L’auteur, le journaliste franco-suisse Ian Hamel, angle sur le passé trouble du fondateur de L’Oréal, Eugène Schueller, lequel s’est compromis jusqu’à l’indignité avec l’extrême-droite française dans la sombre période qui précéda la Deuxième guerre mondiale. Lequel Eugène Schueller trouvera toujours une parade quand le bras de la justice tentera de le saisir. Fallait-il qu’il bénéficiât de relations haut placées, s’interroge l’auteur.
L’histoire ne commence pas mal, pourtant. Parti de rien, Eugène Schueller appartient à l’espèce des constructeurs d’empire. Spécialisé dans les cosmétiques, le groupe qu’il créa dans la première partie du 20e siècle semble n’avoir jamais connu de ratés. Avec des milliards de chiffre d’affaires, des milliers d’employés, L’Oréal appartient aujourd’hui au patrimoine industriel français. Schueller est même entré dans les livres d’histoire économique grâce à sa théorie du salaire proportionnel, concept fordiste qui aboutit à faire triompher l’esprit consumériste par l’encouragement de la production, assorti de rémunérations ad hoc.
Tout mythe a ses zones d’ombre. Troisième fortune de France, Eugène Schueller aurait pu se contenter de vivre sur son tas d’or sans interférer dans les affaires publiques. Mais non, ce chimiste de formation ne pouvait s’empêcher d’influencer la politique. Arroser les personnages influents était comme une deuxième nature chez lui. Socialiste au départ, il soutient allègrement la Cagoule, une organisation fasciste et antisémite. Les sous-titres du livre de Hamel suffisent à rendre le climat dans lequel il baigne: «Plutôt Hitler que le Front populaire», «Prisons avec poteau de torture», «Le Juif est l’ennemi», «Fusiller cent grands personnages», «Main basse sur les biens juifs»…
A la mort de Schueller, en 1957, c’est son beau-fils, le lisse et poli André Bettencourt, qui lui succède à la tête de L’Oréal. La culture d’entreprise de L’Oréal est fondamentalement «macho», la fille unique de Schueller, Liliane, n’avait aucune chance.

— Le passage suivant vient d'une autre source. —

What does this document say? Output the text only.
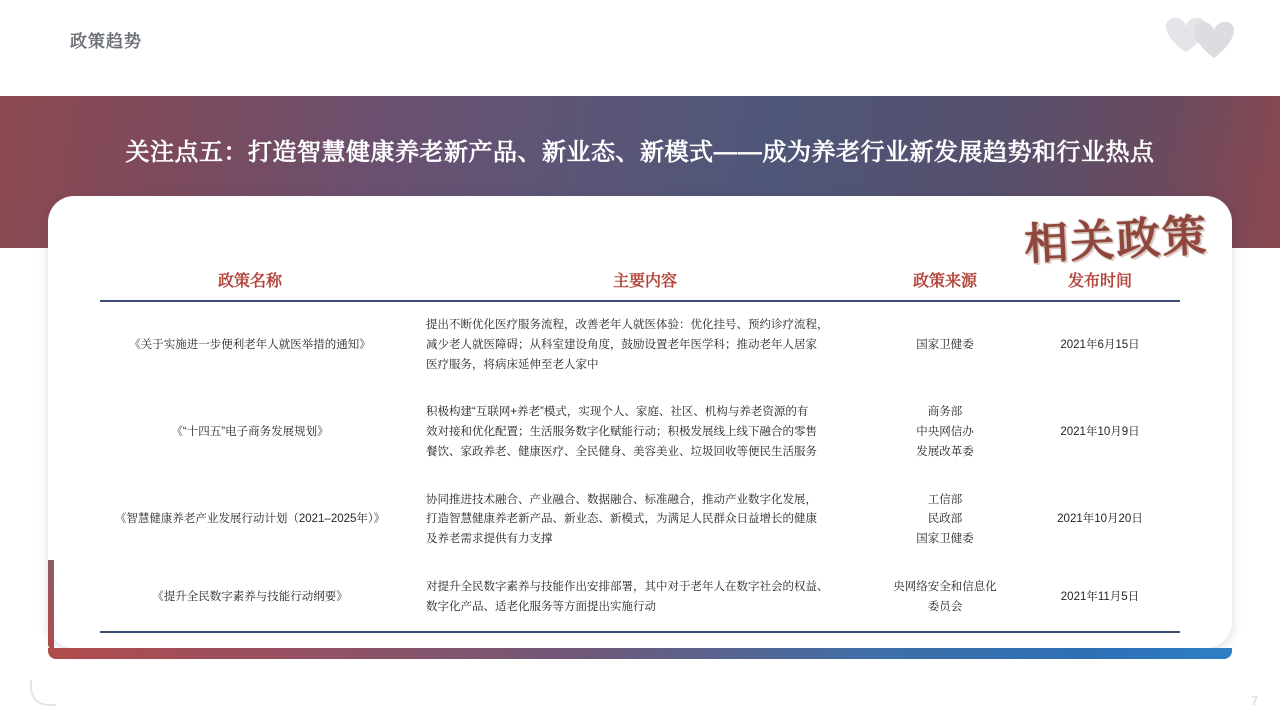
政策趋势
关注点五：打造智慧健康养老新产品、新业态、新模式——成为养老行业新发展趋势和行业热点
相关政策
政策名称	主要内容	政策来源	发布时间
《关于实施进一步便利老年人就医举措的通知》	提出不断优化医疗服务流程，改善老年人就医体验：优化挂号、预约诊疗流程，
减少老人就医障碍；从科室建设角度，鼓励设置老年医学科；推动老年人居家
医疗服务，将病床延伸至老人家中	国家卫健委	2021年6月15日
《“十四五”电子商务发展规划》	积极构建“互联网+养老”模式，实现个人、家庭、社区、机构与养老资源的有
效对接和优化配置；生活服务数字化赋能行动；积极发展线上线下融合的零售
餐饮、家政养老、健康医疗、全民健身、美容美业、垃圾回收等便民生活服务	商务部
中央网信办
发展改革委	2021年10月9日
《智慧健康养老产业发展行动计划（2021–2025年）》	协同推进技术融合、产业融合、数据融合、标准融合，推动产业数字化发展，
打造智慧健康养老新产品、新业态、新模式，为满足人民群众日益增长的健康
及养老需求提供有力支撑	工信部
民政部
国家卫健委	2021年10月20日
《提升全民数字素养与技能行动纲要》	对提升全民数字素养与技能作出安排部署，其中对于老年人在数字社会的权益、
数字化产品、适老化服务等方面提出实施行动	央网络安全和信息化
委员会	2021年11月5日
7
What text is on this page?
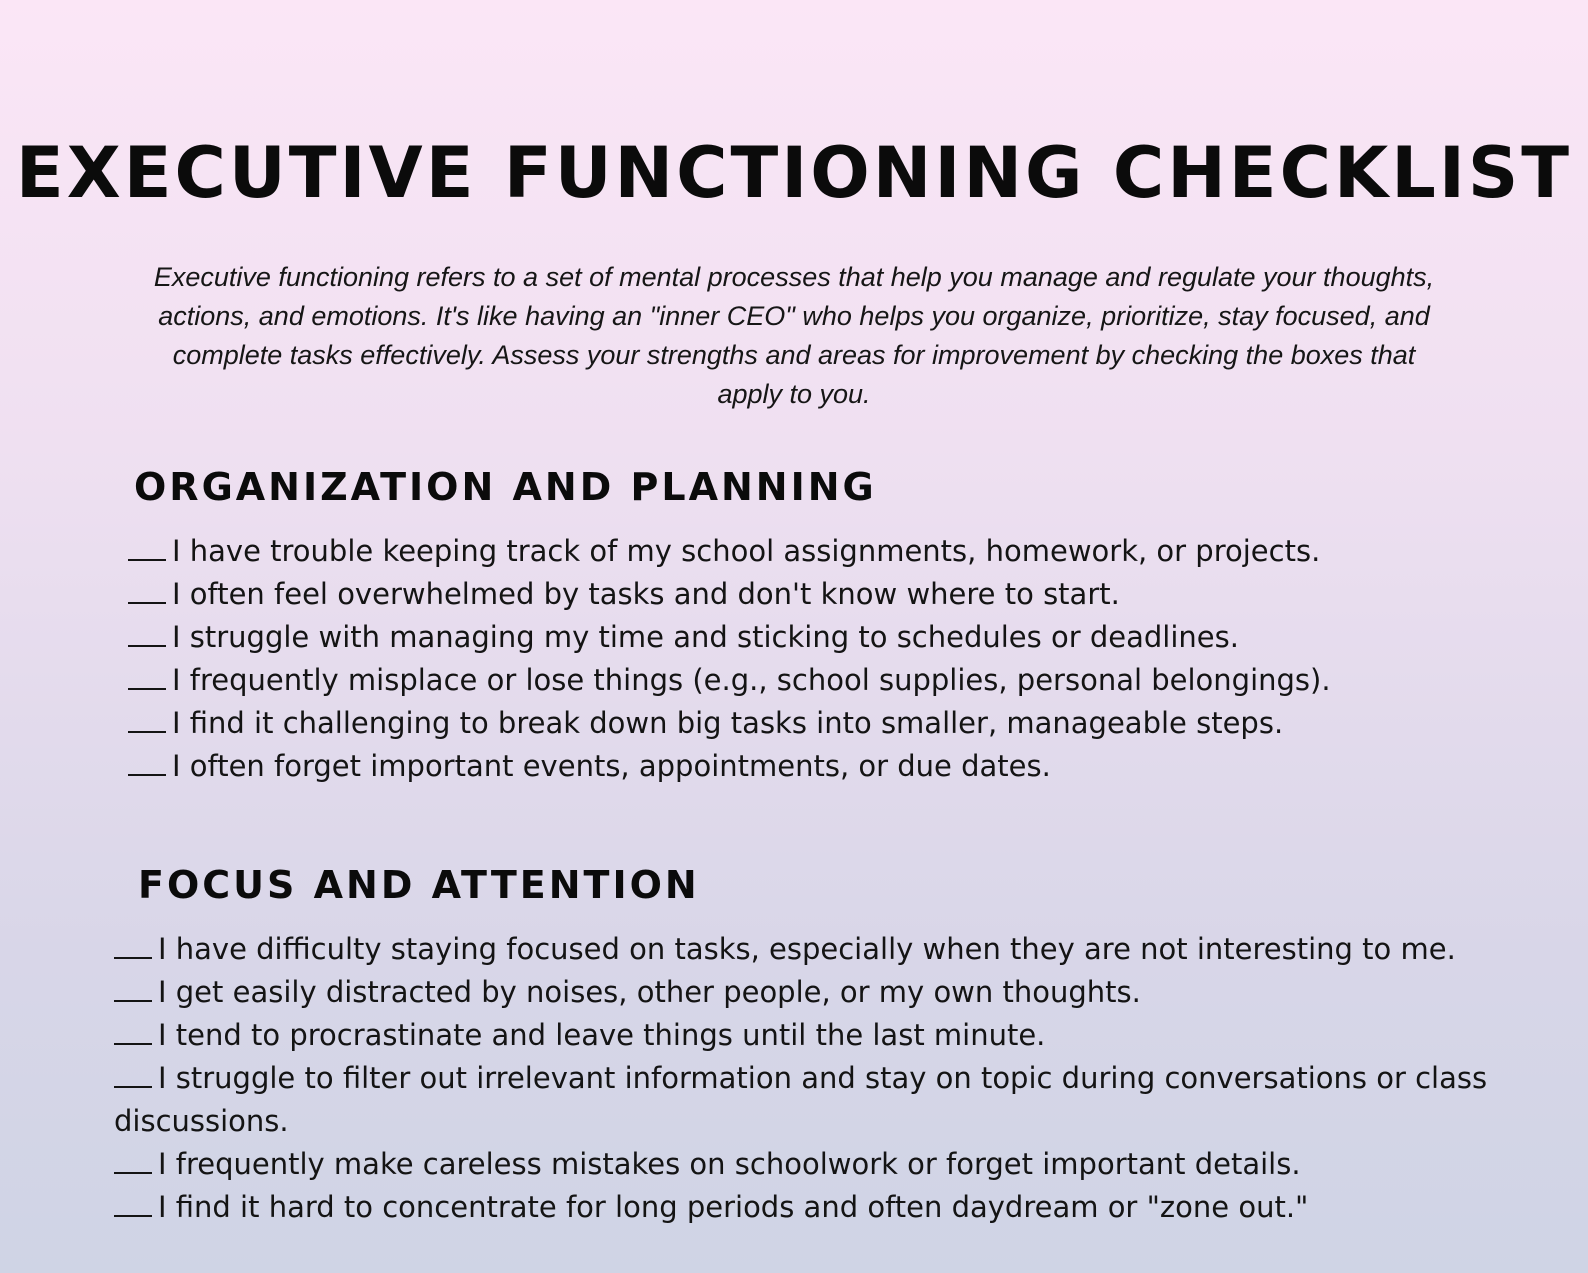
EXECUTIVE FUNCTIONING CHECKLIST
Executive functioning refers to a set of mental processes that help you manage and regulate your thoughts, actions, and emotions. It's like having an "inner CEO" who helps you organize, prioritize, stay focused, and complete tasks effectively. Assess your strengths and areas for improvement by checking the boxes that apply to you.
ORGANIZATION AND PLANNING
I have trouble keeping track of my school assignments, homework, or projects.
I often feel overwhelmed by tasks and don't know where to start.
I struggle with managing my time and sticking to schedules or deadlines.
I frequently misplace or lose things (e.g., school supplies, personal belongings).
I find it challenging to break down big tasks into smaller, manageable steps.
I often forget important events, appointments, or due dates.
FOCUS AND ATTENTION
I have difficulty staying focused on tasks, especially when they are not interesting to me.
I get easily distracted by noises, other people, or my own thoughts.
I tend to procrastinate and leave things until the last minute.
I struggle to filter out irrelevant information and stay on topic during conversations or class discussions.
I frequently make careless mistakes on schoolwork or forget important details.
I find it hard to concentrate for long periods and often daydream or "zone out."
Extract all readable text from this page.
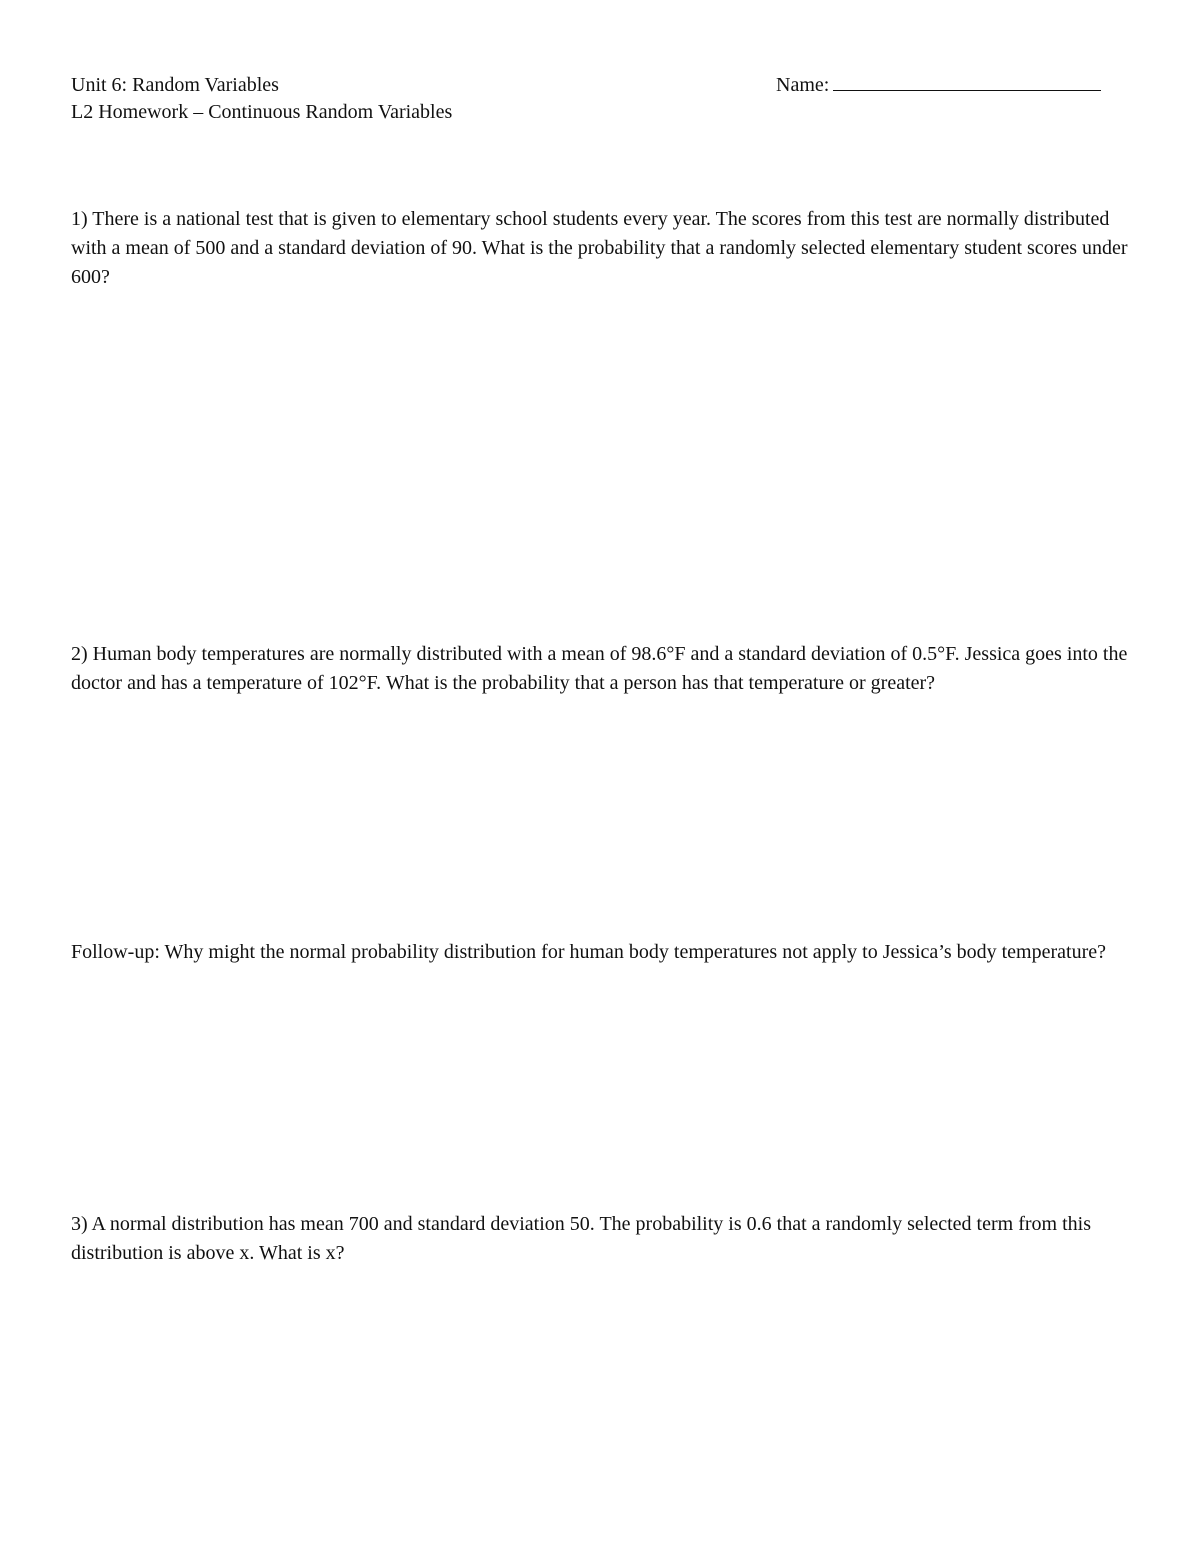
Unit 6: Random Variables
L2 Homework – Continuous Random Variables
Name:

1) There is a national test that is given to elementary school students every year. The scores from this test are normally distributed with a mean of 500 and a standard deviation of 90. What is the probability that a randomly selected elementary student scores under 600?

2) Human body temperatures are normally distributed with a mean of 98.6°F and a standard deviation of 0.5°F. Jessica goes into the doctor and has a temperature of 102°F. What is the probability that a person has that temperature or greater?

Follow-up: Why might the normal probability distribution for human body temperatures not apply to Jessica’s body temperature?

3) A normal distribution has mean 700 and standard deviation 50. The probability is 0.6 that a randomly selected term from this distribution is above x. What is x?
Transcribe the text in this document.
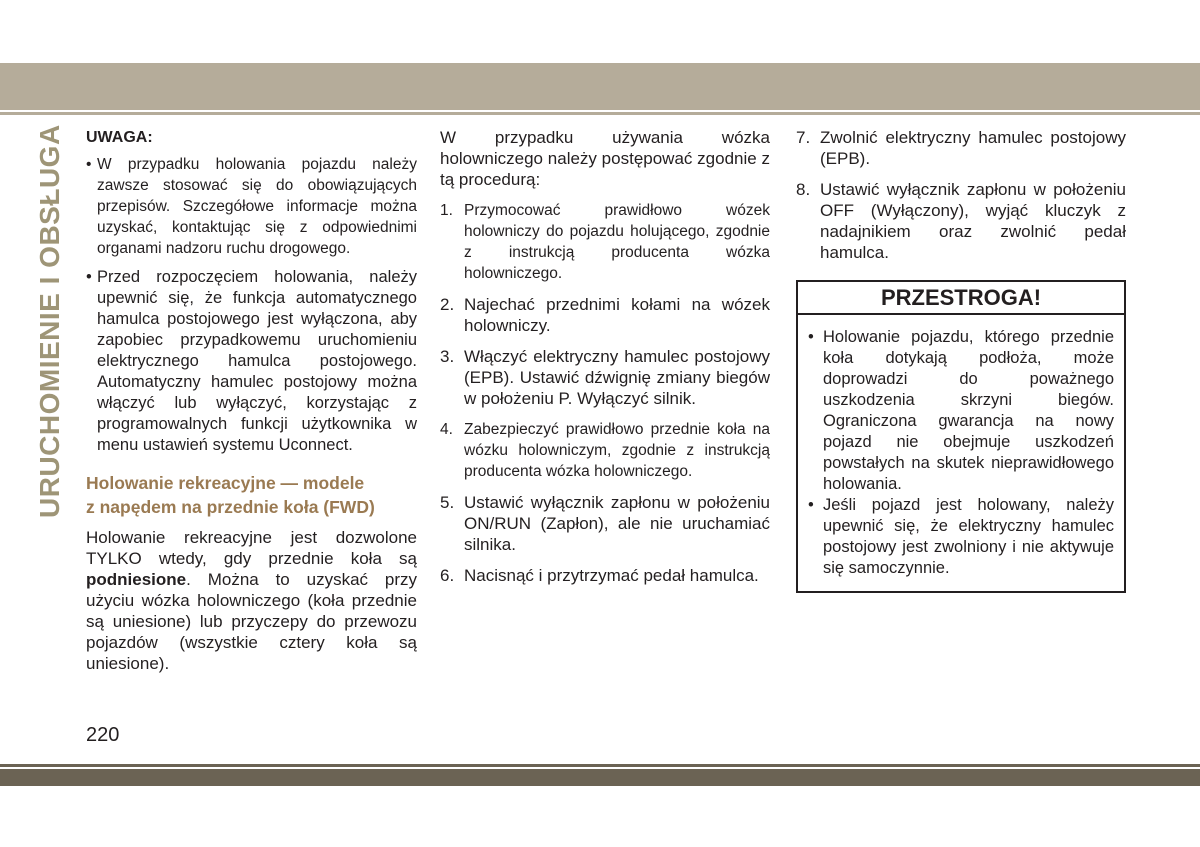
URUCHOMIENIE I OBSŁUGA UWAGA:

• W przypadku holowania pojazdu należy zawsze stosować się do obowiązujących przepisów. Szczegółowe informacje można uzyskać, kontaktując się z odpowiednimi organami nadzoru ruchu drogowego.
• Przed rozpoczęciem holowania, należy upewnić się, że funkcja automatycznego hamulca postojowego jest wyłączona, aby zapobiec przypadkowemu uruchomieniu elektrycznego hamulca postojowego. Automatyczny hamulec postojowy można włączyć lub wyłączyć, korzystając z programowalnych funkcji użytkownika w menu ustawień systemu Uconnect.
Holowanie rekreacyjne — modele
z napędem na przednie koła (FWD)

Holowanie rekreacyjne jest dozwolone TYLKO wtedy, gdy przednie koła są podniesione. Można to uzyskać przy użyciu wózka holowniczego (koła przednie są uniesione) lub przyczepy do przewozu pojazdów (wszystkie cztery koła są uniesione).

W przypadku używania wózka holowniczego należy postępować zgodnie z tą procedurą:

1. Przymocować prawidłowo wózek holowniczy do pojazdu holującego, zgodnie z instrukcją producenta wózka holowniczego.
2. Najechać przednimi kołami na wózek holowniczy.
3. Włączyć elektryczny hamulec postojowy (EPB). Ustawić dźwignię zmiany biegów w położeniu P. Wyłączyć silnik.
4. Zabezpieczyć prawidłowo przednie koła na wózku holowniczym, zgodnie z instrukcją producenta wózka holowniczego.
5. Ustawić wyłącznik zapłonu w położeniu ON/RUN (Zapłon), ale nie uruchamiać silnika.
6. Nacisnąć i przytrzymać pedał hamulca.
7. Zwolnić elektryczny hamulec postojowy (EPB).
8. Ustawić wyłącznik zapłonu w położeniu OFF (Wyłączony), wyjąć kluczyk z nadajnikiem oraz zwolnić pedał hamulca.
PRZESTROGA!
• Holowanie pojazdu, którego przednie koła dotykają podłoża, może doprowadzi do poważnego uszkodzenia skrzyni biegów. Ograniczona gwarancja na nowy pojazd nie obejmuje uszkodzeń powstałych na skutek nieprawidłowego holowania.
• Jeśli pojazd jest holowany, należy upewnić się, że elektryczny hamulec postojowy jest zwolniony i nie aktywuje się samoczynnie.
220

En termes idéologiques, le choix de Bettencourt n’est pas innocent non plus: pendant la guerre, ce journaliste qui fera aussi de la politique s’illustre en publiant des articles complaisants par rapport à l’occupant allemand dans l’hebdomadaire collaborationniste «La Terre Française». Décédé en 2007, Bettencourt mettra un zèle particulier à reproduire la deuxième vocation de son beau-père, celle de «jardinier». Le monde politique se bousculait dans son hôtel particulier.
L’évolution de L’Oréal serait devenue indissociable d’un échange de bons procédés. La carrière de François Mitterrand doit-elle son envol au financement de sa campagne par le groupe cosmétique? Le livre de Hamel laisse le point d’interrogation mais n’est pas tendre avec le passé vichyste de ce vieux complice d’André Bettencourt. De fait, la connivence entre les propriétaires de L’Oréal et le pouvoir politique connaîtra son apogée pendant la présidence de «Dieu», avant de rebondir une vingtaine d’années plus tard. Les ennuis judiciaires que connaît aujourd’hui Nicolas Sarkozy n’y seraient pas étrangers.
Hamel précise sa démarche dans la préface: l’affaire Bettencourt, à proprement parler, les soupçons de fraude fiscale pesant sur la veuve d’André Bettencourt, le conflit qui oppose la mère et la fille, épouse Meyers, ne sont pas l’objet de son livre. «Il s’agit d’un récit d’avant l’affaire Bettencourt, une histoire secrète, tout aussi meurtrière. Avec un antihéros, André Bettencourt, dont les mémoires auraient dû, à jamais, demeurer des secrets de famille». Mais cela n’empêche pas l’auteur de traverser la frontière du côté de Genève où L’Oréal contrôle une filiale et où les Bettencourt disposaient d’un compte non déclaré ouvert par feu Eugène Schueller.
A 80 kilomètres de là, sur la côté lémanique, il y a aussi le siège de Nestlé, auquel la famille Bettencourt est liée jusqu’en 2014 par un pacte d’actionnaires. Le livre de Hamel ne fait aucune allusion à la multinationale veveysanne si ce n’est pour préciser que l’ancien PDG de L’Oréal, feu François Dalle, un proche d’André Bettencourt très au fait des montages financiers complexes, s’y rendait au moins une fois par mois.
«Les Bettencourt – Derniers secrets», par Ian Hamel, L’achipel, 2013.